M. Tine, fondateur du think tank AfricaJom center et ancien directeur d’Amnesty International pour l’Afrique de l’Ouest et du Centre, analysait pour l’Aps les enjeux du sommet du G5 Sahel qui a pris fin ce mardi à N’Djaména, au Tchad.
Le G5 Sahel ou «G5S» est un cadre institutionnel de coordination et de suivi de la coopération régionale en matière de politiques de développement et de sécurité, créé en février 2014 par cinq Etats du Sahel : Mauritanie, Mali, Burkina Faso, Niger et Tchad.
Le sommet de N’Djaména était appelé à faire le point sur la lutte antijihadiste dans cette région où l’engagement français suscite des interrogations croissantes compte tenu de son coût humain et financier.
Dans ce contexte, la France voudrait voir ses alliés assumer le relais militaire, mais aussi politique, pour réduire un engagement vieux de huit ans, selon des analystes. Ce qui passerait par une montée en puissance des acteurs locaux.
«Il faut que la protection des civils et la sécurité humaine soit placées au cœur de la réponse au Sahel. Il faut créer une stratégie globale qui s’attaque aux causes profondes et structurelles des crises», préconise Alioune Tine.
De même, recommande-t-il, une plus grande transparence dans la budgétisation des armées et la question de la lutte contre la corruption, en vue de mieux «répondre aux urgences humanitaires».
Les Etats membres du G5 et leurs partenaires doivent aussi «veiller à ce que l’aide soit adaptée», et surtout qu’elle bénéficie «à ceux qui en ont besoin», indique Alioune Tine, qui a en outre appelé à davantage lutter «contre l’impunité des crimes internationaux, crimes de guerre, crimes contre l’humanité et génocide».
«La crise au Sahel ne cesse de s’aggraver en dépit du déploiement impressionnant des forces africaines et internationales.
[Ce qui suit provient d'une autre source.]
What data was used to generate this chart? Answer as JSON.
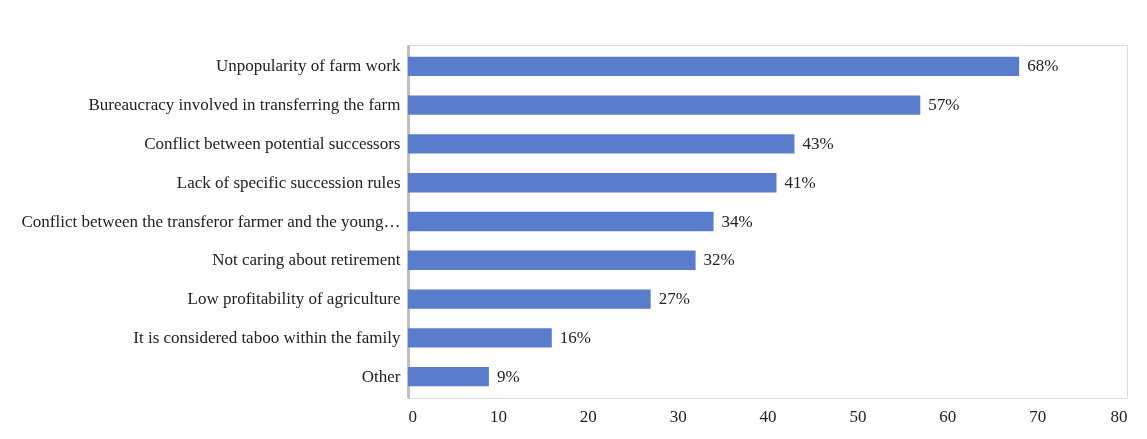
{
  "chart_data": {
    "type": "bar",
    "orientation": "horizontal",
    "categories": [
      "Unpopularity of farm work",
      "Bureaucracy involved in transferring the farm",
      "Conflict between potential successors",
      "Lack of specific succession rules",
      "Conflict between the transferor farmer and the young…",
      "Not caring about retirement",
      "Low profitability of agriculture",
      "It is considered taboo within the family",
      "Other"
    ],
    "values": [
      68,
      57,
      43,
      41,
      34,
      32,
      27,
      16,
      9
    ],
    "value_labels": [
      "68%",
      "57%",
      "43%",
      "41%",
      "34%",
      "32%",
      "27%",
      "16%",
      "9%"
    ],
    "color": "#5a7ccc",
    "xlim": [
      0,
      80
    ],
    "xticks": [
      0,
      10,
      20,
      30,
      40,
      50,
      60,
      70,
      80
    ],
    "grid": false
  }
}
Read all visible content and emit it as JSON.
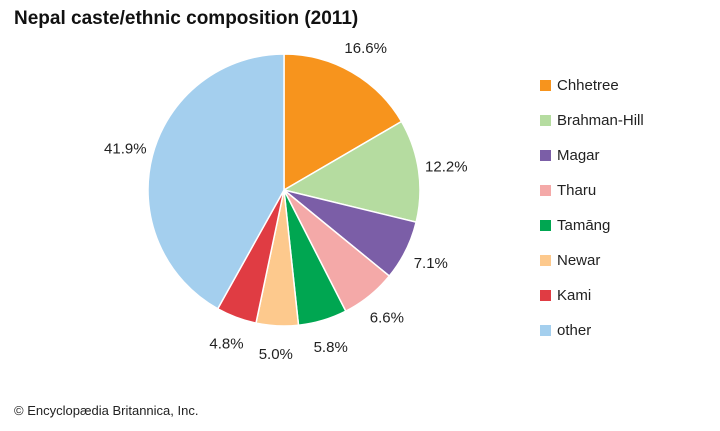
{
  "chart_data": {
    "type": "pie",
    "title": "Nepal caste/ethnic composition (2011)",
    "start_angle_deg": 0,
    "direction": "clockwise",
    "legend_position": "right",
    "slices": [
      {
        "label": "Chhetree",
        "value": 16.6,
        "display": "16.6%",
        "color": "#f7941d"
      },
      {
        "label": "Brahman-Hill",
        "value": 12.2,
        "display": "12.2%",
        "color": "#b5dca0"
      },
      {
        "label": "Magar",
        "value": 7.1,
        "display": "7.1%",
        "color": "#7b5ea7"
      },
      {
        "label": "Tharu",
        "value": 6.6,
        "display": "6.6%",
        "color": "#f4a9a8"
      },
      {
        "label": "Tamāng",
        "value": 5.8,
        "display": "5.8%",
        "color": "#00a651"
      },
      {
        "label": "Newar",
        "value": 5.0,
        "display": "5.0%",
        "color": "#fdc98d"
      },
      {
        "label": "Kami",
        "value": 4.8,
        "display": "4.8%",
        "color": "#e03c43"
      },
      {
        "label": "other",
        "value": 41.9,
        "display": "41.9%",
        "color": "#a4cfee"
      }
    ]
  },
  "credit": "© Encyclopædia Britannica, Inc."
}
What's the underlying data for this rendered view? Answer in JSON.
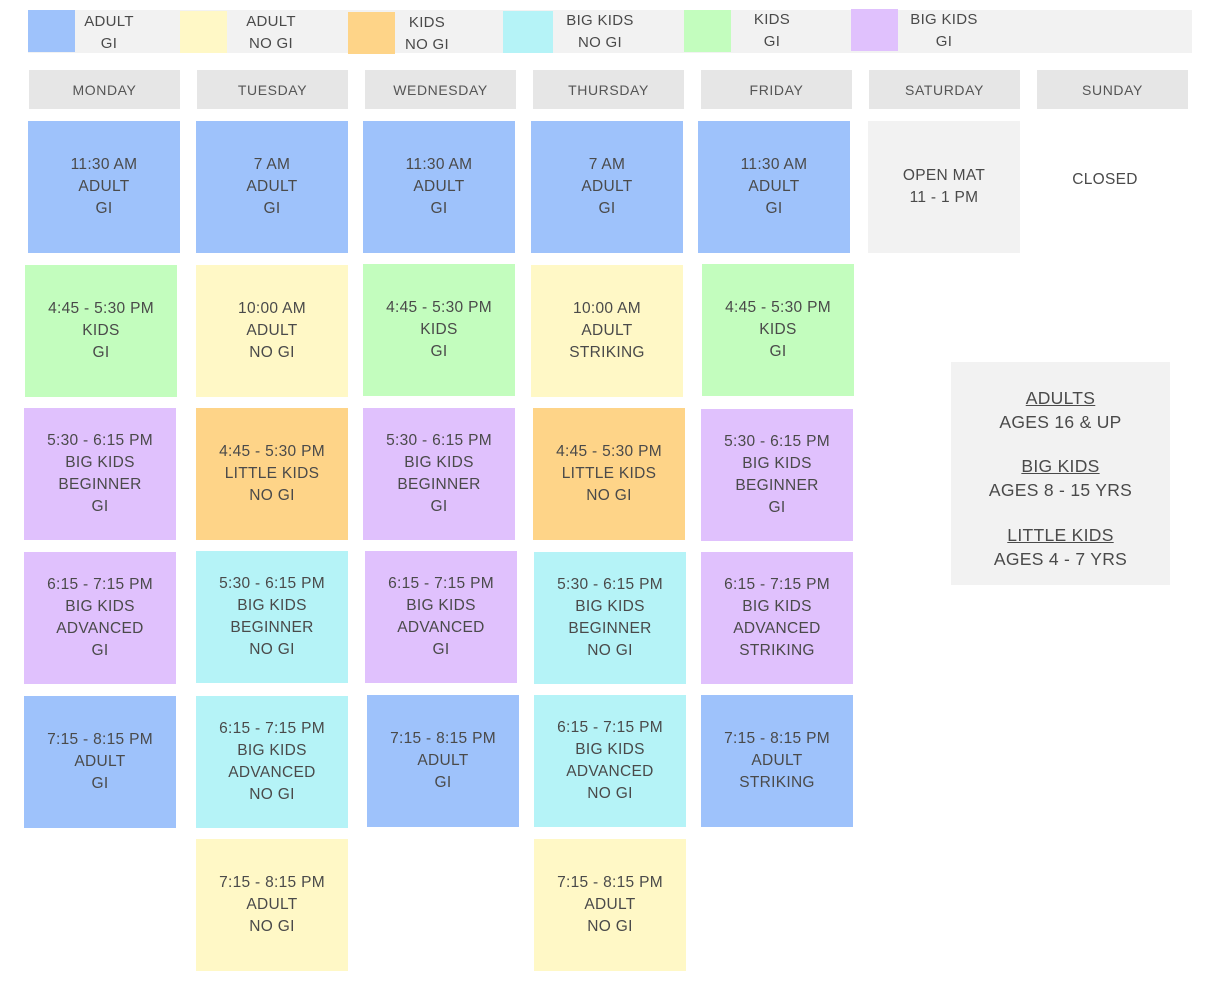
{
  "legend": [
    {
      "label": "ADULT\nGI",
      "color": "#9ec2fb"
    },
    {
      "label": "ADULT\nNO GI",
      "color": "#fff8c6"
    },
    {
      "label": "KIDS\nNO GI",
      "color": "#fed488"
    },
    {
      "label": "BIG KIDS\nNO GI",
      "color": "#b5f3f7"
    },
    {
      "label": "KIDS\nGI",
      "color": "#c3fdbe"
    },
    {
      "label": "BIG KIDS\nGI",
      "color": "#e0c1fd"
    }
  ],
  "days": [
    "MONDAY",
    "TUESDAY",
    "WEDNESDAY",
    "THURSDAY",
    "FRIDAY",
    "SATURDAY",
    "SUNDAY"
  ],
  "classes": {
    "monday": [
      "11:30 AM\nADULT\nGI",
      "4:45 - 5:30 PM\nKIDS\nGI",
      "5:30 - 6:15 PM\nBIG KIDS\nBEGINNER\nGI",
      "6:15 - 7:15 PM\nBIG KIDS\nADVANCED\nGI",
      "7:15 - 8:15 PM\nADULT\nGI"
    ],
    "tuesday": [
      "7 AM\nADULT\nGI",
      "10:00 AM\nADULT\nNO GI",
      "4:45 - 5:30 PM\nLITTLE KIDS\nNO GI",
      "5:30 - 6:15 PM\nBIG KIDS\nBEGINNER\nNO GI",
      "6:15 - 7:15 PM\nBIG KIDS\nADVANCED\nNO GI",
      "7:15 - 8:15 PM\nADULT\nNO GI"
    ],
    "wednesday": [
      "11:30 AM\nADULT\nGI",
      "4:45 - 5:30 PM\nKIDS\nGI",
      "5:30 - 6:15 PM\nBIG KIDS\nBEGINNER\nGI",
      "6:15 - 7:15 PM\nBIG KIDS\nADVANCED\nGI",
      "7:15 - 8:15 PM\nADULT\nGI"
    ],
    "thursday": [
      "7 AM\nADULT\nGI",
      "10:00 AM\nADULT\nSTRIKING",
      "4:45 - 5:30 PM\nLITTLE KIDS\nNO GI",
      "5:30 - 6:15 PM\nBIG KIDS\nBEGINNER\nNO GI",
      "6:15 - 7:15 PM\nBIG KIDS\nADVANCED\nNO GI",
      "7:15 - 8:15 PM\nADULT\nNO GI"
    ],
    "friday": [
      "11:30 AM\nADULT\nGI",
      "4:45 - 5:30 PM\nKIDS\nGI",
      "5:30 - 6:15 PM\nBIG KIDS\nBEGINNER\nGI",
      "6:15 - 7:15 PM\nBIG KIDS\nADVANCED\nSTRIKING",
      "7:15 - 8:15 PM\nADULT\nSTRIKING"
    ],
    "saturday": [
      "OPEN MAT\n11 - 1 PM"
    ],
    "sunday": [
      "CLOSED"
    ]
  },
  "info": {
    "adults_title": "ADULTS",
    "adults_ages": "AGES 16 & UP",
    "bigkids_title": "BIG KIDS",
    "bigkids_ages": "AGES 8 - 15 YRS",
    "littlekids_title": "LITTLE KIDS",
    "littlekids_ages": "AGES 4 - 7 YRS"
  }
}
Donc, il est temps de changer la stratégie reposant exclusivement sur les forces armées», a-t-il relevé.
Il a rappelé qu’en 2020, «près de 7000 personnes» avaient été tuées au Mali, au Niger et au Burkina-Faso, sans compter «plus de 1,5 million de personnes déplacées vivant dans des conditions précaires».
«Les conflits armés intercommunautaires sont encore plus meurtriers avec d’inimaginables atrocités. Des centaines de milliers d’écoles sont fermées oblitérant le droit à l’éducation et l’avenir de milliers d’enfants. Les violences sexuelles sont partout en hausse et en toute impunité», a-t-il avancé.
«Objectivement, les actions militaires n’ont pas encore garanti une protection sûre aux populations civiles. Les attaques islamistes ont doublé depuis 2016 et sont plus meurtrières et plus osées que jamais. La violence d’Etat contre les civils s’est accrue dans les trois pays», a ajouté Alioune Tine.
«Pour la Coalition citoyenne pour le Sahel dont Afrikajom Center est membre, nous faisons le constat que les forces armées seules n’apportent pas la solution aux crises multiples et complexes au Sahel».
«Nous invitons les chefs d’Etat et de gouvernement du G5 Sahel et le Président Emmanuel Macron à en prendre acte et à changer de stratégie et de réponse face à la crise», a-t-il conclu.